Lortzing was a successful composer of Spielopern, comic operas with spoken dialogue, from Zar und Zimmermann in 1837 to Der Waffenschmied in 1846. He composed Die Opernprobe in 1850 when he was director of the Neues Friedrich-Wilhelmstädtisches Theater [de] in Berlin, which rarely played operas.[1] For the libretto, he freely adapted a 1733 French play by Philippe Poisson, L'Impromptu de campagne, which Johann Friedrich Jünger had translated to German in 1794,[1] as Die Komödie aus dem Stegreif (The improvised comedy).[2] Lortzing had appeared as a character in the play in Cologne in 1825.[1]
Die Opernprobe premiered on 20 January 1851 at the Oper Frankfurt in a double-bill with Friedrich Kaiser's comedy Junker und Knecht. The evening was a benefit performance for Samuel Friedrich Hassel who sang the role of The Count.[3] Lortzing, who had been suffering from ill-health and was under considerable stress in his position as the conductor at the newly opened Friedrich-Wilhelmstädtisches Theater in Berlin, was not involved in the preparations for the Frankfurt premiere, nor did he attend the opening night. On the evening of 20 January he had planned to attend a performance of The Barber of Seville at the Königliches Opernhaus in Berlin with his friend Heinrich Otto Stotz [de]. Instead, he returned home and went to bed early. He suffered a stroke during the night and died the next morning.[3]

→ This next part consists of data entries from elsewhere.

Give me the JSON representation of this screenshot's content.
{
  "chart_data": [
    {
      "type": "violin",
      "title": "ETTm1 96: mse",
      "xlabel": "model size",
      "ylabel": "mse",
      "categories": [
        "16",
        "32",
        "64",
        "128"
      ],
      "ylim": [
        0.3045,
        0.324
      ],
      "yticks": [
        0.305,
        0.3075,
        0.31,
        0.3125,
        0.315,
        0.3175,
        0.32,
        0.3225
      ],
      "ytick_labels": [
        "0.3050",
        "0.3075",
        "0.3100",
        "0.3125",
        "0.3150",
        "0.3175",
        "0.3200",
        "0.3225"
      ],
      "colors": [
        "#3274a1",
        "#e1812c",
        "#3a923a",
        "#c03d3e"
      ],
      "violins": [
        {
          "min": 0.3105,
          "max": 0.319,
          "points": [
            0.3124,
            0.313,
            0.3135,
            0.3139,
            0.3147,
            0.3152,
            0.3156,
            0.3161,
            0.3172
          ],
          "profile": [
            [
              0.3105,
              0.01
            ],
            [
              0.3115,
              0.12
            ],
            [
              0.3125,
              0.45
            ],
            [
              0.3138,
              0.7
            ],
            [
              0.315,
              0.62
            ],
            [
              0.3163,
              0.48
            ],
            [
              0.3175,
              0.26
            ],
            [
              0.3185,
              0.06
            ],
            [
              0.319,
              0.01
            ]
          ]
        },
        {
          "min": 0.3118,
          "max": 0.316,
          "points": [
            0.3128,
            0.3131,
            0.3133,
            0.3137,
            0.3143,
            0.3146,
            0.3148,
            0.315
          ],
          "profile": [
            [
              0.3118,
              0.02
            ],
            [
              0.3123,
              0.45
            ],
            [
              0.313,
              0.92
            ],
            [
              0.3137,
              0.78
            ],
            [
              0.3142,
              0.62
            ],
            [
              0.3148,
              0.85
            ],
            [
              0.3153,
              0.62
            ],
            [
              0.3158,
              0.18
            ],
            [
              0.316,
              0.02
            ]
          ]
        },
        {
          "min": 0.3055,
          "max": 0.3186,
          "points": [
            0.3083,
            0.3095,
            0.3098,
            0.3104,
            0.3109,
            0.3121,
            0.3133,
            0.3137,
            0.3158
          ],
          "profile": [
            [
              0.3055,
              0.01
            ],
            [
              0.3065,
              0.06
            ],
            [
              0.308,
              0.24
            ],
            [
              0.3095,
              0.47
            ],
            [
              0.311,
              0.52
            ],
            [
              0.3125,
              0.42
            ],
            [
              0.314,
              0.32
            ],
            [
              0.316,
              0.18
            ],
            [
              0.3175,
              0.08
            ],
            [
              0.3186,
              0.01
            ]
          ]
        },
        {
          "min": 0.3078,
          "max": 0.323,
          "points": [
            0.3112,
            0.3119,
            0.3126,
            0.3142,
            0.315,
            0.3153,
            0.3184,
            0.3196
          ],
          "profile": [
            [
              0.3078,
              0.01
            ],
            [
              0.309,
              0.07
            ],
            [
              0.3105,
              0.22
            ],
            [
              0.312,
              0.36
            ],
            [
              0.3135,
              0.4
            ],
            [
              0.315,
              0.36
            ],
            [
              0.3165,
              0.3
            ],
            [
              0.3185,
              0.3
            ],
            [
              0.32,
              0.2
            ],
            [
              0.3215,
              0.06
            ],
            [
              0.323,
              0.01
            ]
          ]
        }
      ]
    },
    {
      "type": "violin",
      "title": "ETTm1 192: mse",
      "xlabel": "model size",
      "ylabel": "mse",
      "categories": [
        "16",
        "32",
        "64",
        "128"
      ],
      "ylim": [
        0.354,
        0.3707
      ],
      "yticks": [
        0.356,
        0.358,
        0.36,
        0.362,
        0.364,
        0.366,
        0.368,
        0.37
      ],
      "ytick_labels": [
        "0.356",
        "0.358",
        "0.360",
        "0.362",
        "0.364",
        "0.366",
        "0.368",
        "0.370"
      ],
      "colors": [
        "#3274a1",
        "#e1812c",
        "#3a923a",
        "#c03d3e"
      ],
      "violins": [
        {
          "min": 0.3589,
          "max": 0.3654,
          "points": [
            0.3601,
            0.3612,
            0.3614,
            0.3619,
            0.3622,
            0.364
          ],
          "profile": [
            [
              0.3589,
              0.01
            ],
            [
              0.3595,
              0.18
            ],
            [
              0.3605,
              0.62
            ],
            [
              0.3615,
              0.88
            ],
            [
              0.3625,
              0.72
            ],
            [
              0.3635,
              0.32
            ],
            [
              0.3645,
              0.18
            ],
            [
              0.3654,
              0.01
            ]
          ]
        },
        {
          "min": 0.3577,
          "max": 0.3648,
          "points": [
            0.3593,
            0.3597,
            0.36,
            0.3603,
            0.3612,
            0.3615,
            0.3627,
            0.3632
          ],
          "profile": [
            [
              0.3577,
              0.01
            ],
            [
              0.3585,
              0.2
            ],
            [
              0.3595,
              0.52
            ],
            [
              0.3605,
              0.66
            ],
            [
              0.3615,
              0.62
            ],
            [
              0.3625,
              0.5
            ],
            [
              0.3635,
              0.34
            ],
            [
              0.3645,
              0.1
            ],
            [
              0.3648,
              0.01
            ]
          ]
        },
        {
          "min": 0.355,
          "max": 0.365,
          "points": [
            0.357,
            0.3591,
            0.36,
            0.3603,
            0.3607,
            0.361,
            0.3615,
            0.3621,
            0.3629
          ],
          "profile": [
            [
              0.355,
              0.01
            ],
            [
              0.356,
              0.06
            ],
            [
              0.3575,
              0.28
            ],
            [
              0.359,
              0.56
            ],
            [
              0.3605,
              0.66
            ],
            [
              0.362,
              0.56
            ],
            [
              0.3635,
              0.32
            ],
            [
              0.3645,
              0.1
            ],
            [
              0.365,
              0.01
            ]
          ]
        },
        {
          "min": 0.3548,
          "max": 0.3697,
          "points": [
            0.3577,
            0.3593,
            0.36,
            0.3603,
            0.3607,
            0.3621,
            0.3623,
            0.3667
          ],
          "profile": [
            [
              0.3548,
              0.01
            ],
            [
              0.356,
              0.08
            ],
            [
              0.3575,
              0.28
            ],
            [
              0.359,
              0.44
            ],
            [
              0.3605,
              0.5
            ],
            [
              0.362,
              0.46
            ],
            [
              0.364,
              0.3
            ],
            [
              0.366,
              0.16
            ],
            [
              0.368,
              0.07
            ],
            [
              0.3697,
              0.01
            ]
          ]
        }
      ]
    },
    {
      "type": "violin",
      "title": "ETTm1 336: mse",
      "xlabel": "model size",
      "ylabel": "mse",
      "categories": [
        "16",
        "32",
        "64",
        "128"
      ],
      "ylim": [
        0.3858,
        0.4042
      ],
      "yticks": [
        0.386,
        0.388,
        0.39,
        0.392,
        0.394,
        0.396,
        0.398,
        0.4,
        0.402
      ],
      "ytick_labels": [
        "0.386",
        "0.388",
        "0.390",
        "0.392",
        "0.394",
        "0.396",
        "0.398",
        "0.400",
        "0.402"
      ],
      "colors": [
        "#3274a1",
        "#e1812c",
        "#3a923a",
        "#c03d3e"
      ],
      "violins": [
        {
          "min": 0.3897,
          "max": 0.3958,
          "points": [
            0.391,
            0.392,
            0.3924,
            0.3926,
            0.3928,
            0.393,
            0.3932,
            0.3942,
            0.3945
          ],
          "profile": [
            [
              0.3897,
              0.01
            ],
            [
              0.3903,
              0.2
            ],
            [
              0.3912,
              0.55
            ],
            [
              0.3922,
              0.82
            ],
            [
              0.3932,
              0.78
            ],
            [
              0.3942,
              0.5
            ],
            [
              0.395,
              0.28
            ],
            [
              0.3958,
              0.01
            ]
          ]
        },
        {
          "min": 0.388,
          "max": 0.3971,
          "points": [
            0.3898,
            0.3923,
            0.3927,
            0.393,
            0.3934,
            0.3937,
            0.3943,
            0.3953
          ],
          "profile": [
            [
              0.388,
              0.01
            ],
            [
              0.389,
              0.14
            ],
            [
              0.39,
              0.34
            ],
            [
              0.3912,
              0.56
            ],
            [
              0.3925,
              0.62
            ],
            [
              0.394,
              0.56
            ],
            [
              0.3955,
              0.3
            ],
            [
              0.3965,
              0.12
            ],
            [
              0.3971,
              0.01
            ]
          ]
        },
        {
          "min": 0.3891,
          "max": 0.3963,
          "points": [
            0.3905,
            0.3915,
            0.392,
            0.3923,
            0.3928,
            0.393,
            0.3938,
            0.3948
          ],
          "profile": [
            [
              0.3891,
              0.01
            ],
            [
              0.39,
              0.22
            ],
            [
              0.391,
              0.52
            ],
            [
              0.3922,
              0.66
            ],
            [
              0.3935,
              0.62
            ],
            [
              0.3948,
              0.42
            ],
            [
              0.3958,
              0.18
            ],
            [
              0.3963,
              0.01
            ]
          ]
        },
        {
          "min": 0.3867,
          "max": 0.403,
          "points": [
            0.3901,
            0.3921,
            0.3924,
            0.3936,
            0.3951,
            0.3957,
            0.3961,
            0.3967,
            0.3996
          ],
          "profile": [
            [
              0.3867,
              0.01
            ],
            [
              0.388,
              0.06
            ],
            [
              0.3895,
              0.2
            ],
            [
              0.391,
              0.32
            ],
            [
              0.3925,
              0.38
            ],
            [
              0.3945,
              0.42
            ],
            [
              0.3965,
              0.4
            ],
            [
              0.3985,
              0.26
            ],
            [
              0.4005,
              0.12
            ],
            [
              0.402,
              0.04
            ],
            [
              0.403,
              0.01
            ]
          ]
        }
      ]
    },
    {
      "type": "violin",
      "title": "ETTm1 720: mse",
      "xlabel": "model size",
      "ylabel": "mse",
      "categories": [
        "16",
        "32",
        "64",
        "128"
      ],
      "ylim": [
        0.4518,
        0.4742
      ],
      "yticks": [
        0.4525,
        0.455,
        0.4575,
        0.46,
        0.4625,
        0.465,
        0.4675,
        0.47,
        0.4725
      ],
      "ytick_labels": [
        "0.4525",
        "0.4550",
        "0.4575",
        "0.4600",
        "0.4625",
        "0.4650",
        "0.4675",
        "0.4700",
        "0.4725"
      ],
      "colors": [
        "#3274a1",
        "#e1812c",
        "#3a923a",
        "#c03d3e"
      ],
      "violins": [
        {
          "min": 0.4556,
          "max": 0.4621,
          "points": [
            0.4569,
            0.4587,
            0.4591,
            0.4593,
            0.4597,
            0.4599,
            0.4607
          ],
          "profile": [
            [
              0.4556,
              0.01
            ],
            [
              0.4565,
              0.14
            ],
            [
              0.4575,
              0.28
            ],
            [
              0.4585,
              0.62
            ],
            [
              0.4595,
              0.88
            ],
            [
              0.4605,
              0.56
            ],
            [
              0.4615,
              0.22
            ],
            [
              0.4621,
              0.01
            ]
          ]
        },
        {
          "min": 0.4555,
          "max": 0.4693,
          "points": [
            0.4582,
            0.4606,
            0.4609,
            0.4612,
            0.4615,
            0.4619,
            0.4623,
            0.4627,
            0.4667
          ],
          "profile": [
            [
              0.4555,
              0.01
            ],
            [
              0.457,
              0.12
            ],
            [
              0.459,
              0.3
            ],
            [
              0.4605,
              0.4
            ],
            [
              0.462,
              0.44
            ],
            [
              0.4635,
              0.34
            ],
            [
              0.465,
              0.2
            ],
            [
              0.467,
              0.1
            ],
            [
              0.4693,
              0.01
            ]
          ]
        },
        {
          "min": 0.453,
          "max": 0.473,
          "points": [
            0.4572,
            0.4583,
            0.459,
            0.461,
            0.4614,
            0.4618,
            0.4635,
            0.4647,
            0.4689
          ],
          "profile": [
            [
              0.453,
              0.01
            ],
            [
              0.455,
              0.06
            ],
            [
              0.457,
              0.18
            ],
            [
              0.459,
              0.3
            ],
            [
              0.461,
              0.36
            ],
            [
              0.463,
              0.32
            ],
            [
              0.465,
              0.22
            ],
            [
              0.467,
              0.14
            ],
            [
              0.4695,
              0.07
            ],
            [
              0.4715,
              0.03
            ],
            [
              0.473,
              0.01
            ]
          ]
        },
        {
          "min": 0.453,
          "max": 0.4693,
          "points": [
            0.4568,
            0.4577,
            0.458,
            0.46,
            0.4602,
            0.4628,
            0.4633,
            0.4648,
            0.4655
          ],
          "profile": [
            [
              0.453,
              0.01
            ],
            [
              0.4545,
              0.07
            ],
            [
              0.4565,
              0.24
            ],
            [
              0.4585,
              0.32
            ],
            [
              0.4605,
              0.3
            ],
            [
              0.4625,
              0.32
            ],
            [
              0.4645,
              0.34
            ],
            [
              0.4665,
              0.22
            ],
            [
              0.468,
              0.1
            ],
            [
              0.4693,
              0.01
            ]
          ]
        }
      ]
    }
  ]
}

Unbeknownst to Lortzing, his last opera had a very successful premiere in Frankfurt and remained in the repertoire in Germany until after World War II. It was published by Bartholf Senff in Leipzig in 1899.[1]
The action is an opera rehearsal in a hall of a count's palace with a view towards the garden, in 1794. The amateur performers include the servants. Hannchen, a servant, is the conductor. The story includes a strange nobleman who had escaped an arranged marriage to a woman he did not know. He falls in love with Louise and in the end, after complications, finds out that she was the bride his uncle had planned for him.